The government is planning to shed majority stakes in Indian Airlines and Air-India to domestic banks and financial institutions. Both the carriers are now wholly owned by the government.
Senior government officials told Business Standard such a move would enable the two carriers to induct professional management and facilitate a speedy turnaround. While IA incurred losses of Rs 246 crore (Rs 2.46 billion) in 2001-02, A-I reported profits of Rs 154 crore (Rs 1.54 billion).
According to the officials, taking the two airlines off the divestment list was a temporary move aimed at facilitating fleet acquisition. The government was committed to privatising the two airlines in the long term, they explained.
The two carriers were put off the sell-off roster in April 2003 after the finance ministry objected to their ambitious fleet expansion plans.
However, the civil aviation ministry told the divestment ministry that fleet induction was crucial for the two airlines, and the issue of their privatisation might be taken up later.
The plan to offload equity to financial institutions and banks was triggered by the lack of interest shown by foreign airlines to acquire stakes in Air-India.
In the case of IA, the existing foreign direct investment norms do not allow bids from international airlines.
It is also feared that a foreign airline may treat the IA and A-I networks merely as a feeder channel for its operations.

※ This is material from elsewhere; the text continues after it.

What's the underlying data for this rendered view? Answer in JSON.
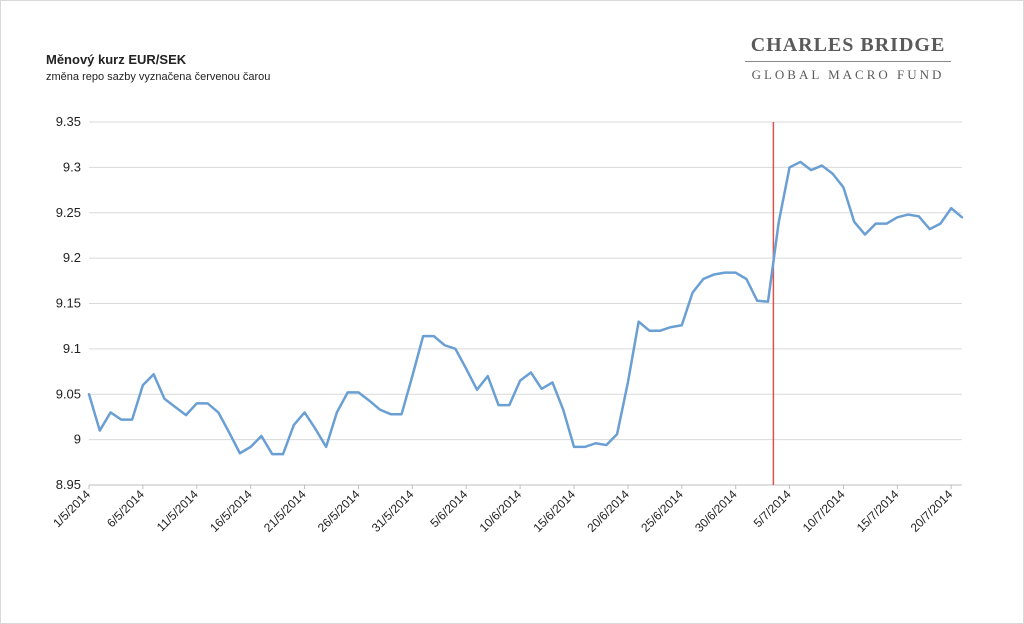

The government had toyed with the idea of offering financial institutions a 25 per cent stake in IA and a 10 per cent stake in A-I in 2001, when sell-off plans were being vigorously pursued for the airlines.
Parking minority stakes in financial institutions prior to roping in a strategic partner would have rendered the two airlines joint sector companies, a demand put forth by the bidders.
The current plan is essentially directed at A-I, which has better financial credentials than its domestic counterpart. A-I expects profits of Rs 100 crore (Rs 1 billion) for 2002-03.
It has also reduced staff by 4 per cent, besides implementing a voluntary retirement scheme and freezing recruitment of non-operational staff.